Despite decreases in enrollment, Gov. Gavin Newsom’s “California Comeback” plan would direct the largest windfall of state and federal money toward the state’s public school system. Prior to federal COVID relief money, California spent an estimated $21,000 per student in the 2019-20 school year in K-12 public schools, the California Policy Center estimates, “when taking into account capital spending and the state’s supplemental contribution to CalSTRS.”
The state’s current funding formula for California’s K-14 education budget has been in place since 1988 after voters passed Proposition 98. Since then, state law requires 40% of California’s general fund budget be allocated to K-14 education.
In Newsom’s original 2020-21 budget, funding for K-12 public schools was $84 billion. In May, he increased the amount to $93.7 billion, an additional $1,500 per student.
Newsom also pledged to direct $27 billion of the state’s surplus to K-12 schools and community colleges, in addition to supplemental federal funding of $15 billion, Capitol Public Radio reports.
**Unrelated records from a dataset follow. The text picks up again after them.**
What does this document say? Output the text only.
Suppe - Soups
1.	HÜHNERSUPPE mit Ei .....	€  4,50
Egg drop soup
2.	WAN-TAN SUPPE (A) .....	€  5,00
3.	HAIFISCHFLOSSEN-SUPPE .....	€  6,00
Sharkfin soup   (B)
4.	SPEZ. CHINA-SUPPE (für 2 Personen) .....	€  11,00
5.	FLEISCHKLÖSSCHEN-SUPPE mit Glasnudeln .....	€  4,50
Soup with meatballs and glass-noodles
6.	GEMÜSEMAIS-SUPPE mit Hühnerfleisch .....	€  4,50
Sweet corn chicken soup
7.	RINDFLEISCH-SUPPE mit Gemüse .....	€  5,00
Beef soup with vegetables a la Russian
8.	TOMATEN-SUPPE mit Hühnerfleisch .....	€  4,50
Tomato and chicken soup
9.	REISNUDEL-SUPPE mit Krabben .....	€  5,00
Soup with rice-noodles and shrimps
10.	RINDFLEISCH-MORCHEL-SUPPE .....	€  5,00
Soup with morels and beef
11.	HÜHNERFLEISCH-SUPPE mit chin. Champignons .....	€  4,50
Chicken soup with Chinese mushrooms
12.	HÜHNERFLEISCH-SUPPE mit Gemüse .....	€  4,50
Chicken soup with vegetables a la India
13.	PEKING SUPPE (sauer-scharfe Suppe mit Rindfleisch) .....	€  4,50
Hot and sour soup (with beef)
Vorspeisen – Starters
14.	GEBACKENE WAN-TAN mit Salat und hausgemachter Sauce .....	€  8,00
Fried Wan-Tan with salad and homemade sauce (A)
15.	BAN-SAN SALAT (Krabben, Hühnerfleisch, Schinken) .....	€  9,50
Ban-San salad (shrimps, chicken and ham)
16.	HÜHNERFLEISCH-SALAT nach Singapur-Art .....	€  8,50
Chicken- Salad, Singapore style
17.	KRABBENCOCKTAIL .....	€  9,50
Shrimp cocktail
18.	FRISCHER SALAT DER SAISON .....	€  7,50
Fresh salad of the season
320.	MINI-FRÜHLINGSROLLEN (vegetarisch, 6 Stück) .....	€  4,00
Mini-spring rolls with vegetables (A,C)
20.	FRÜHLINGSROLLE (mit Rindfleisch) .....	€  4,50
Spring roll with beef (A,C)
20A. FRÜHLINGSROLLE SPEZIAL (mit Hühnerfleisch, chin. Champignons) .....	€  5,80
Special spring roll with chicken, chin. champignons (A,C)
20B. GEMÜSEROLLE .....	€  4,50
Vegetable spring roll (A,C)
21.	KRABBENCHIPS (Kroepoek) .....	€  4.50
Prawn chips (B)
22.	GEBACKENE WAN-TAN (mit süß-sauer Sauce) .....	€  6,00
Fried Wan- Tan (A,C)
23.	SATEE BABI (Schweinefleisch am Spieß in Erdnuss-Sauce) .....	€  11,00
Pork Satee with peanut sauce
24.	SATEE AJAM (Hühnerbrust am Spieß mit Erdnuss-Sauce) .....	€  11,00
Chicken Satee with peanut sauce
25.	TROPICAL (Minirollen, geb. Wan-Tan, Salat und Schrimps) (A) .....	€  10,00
He also announced that $20 billion would be allocated “to transform California public schools into gateways of equity and opportunity.” Included in his plan is a “universal pre-k and college savings accounts for 3.7 million low-income children in public schools.”
Overall, additional spending plans total closer to $25,000 per pupil in K-12 public schools, the California Policy Center estimates.
However, it warns, “The problem with setting up vast new categories of public spending on education – universal pre-K, college savings accounts, massive new hiring for school counselors and other support personnel, is that these new programs create new structural, perennial costs, and that additional burden makes it even harder to adapt when the economy slows down.”